Midnight in Paris has a lot to recommend it. Cotillard, despite the fact that she’s played the same idealized French mystery woman about a thousand times, gives a likeable performance and Rachel McAdams is hilariously shallow. Michael Sheen, as well, makes a perfect stand-in for every pompous, self-important jerk who has ever talked down to you. On the basis of his cameo appearance here as Dali, Adrien Brody really needs to consider doing more comedy. He’s a lot more appealing when he’s being funny than when he’s trying to be a leading man.
At the same time, I have to admit that I wanted to like Midnight in Paris more than I actually did.

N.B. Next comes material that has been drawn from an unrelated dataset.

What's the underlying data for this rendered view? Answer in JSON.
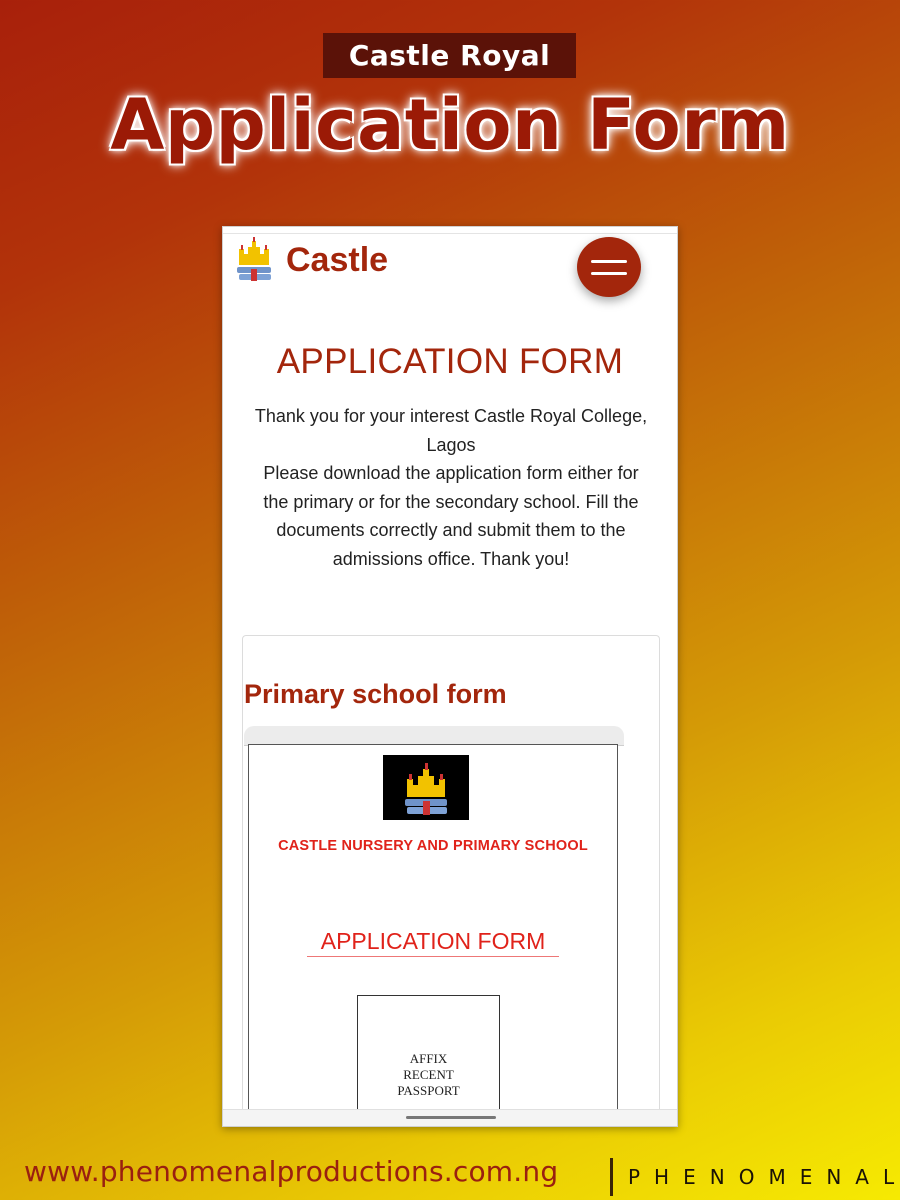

I like Owen Wilson as both an actor and a writer but he’s a little bit miscast here and the end result is that he occasionally seems like he’s trying too hard. You just never buy him and McAdams as a couple and, as such, there’s really not much at stake as far as his romance with Cotillard is concerned.
As well, I found it hard not to be a little bit disappointed with the way Allen presented 1920s Paris. Though they were all well-cast and acted, Hemingway, the Fitzgeralds, Gertrude Stein (Kathy Bates), and all the rest just fell flat as actual characters. Gil gets a chance to go into the past and essentially, he discovers that Hemingway was macho, the Fitzgeralds were neurotic and self-destructive, and that Dali didn’t make much sense. Personally, I would be a bit let down if I got a chance to meet these icons and I discovered that essentially they just acted the exact same way that they acted in various PBS educational programs.
Despite this, Midnight in Paris is still a likable, frequently engaging comedy that works best as a tribute to a legendary and beautiful city that Allen (not to mention myself) obviously loves. Flaws and all, this movie made me want to visit Paris once again (though Florence and Venice remains my favorite cities of all time) and, for that reason alone, it makes Midnight in Paris a film worth seeing.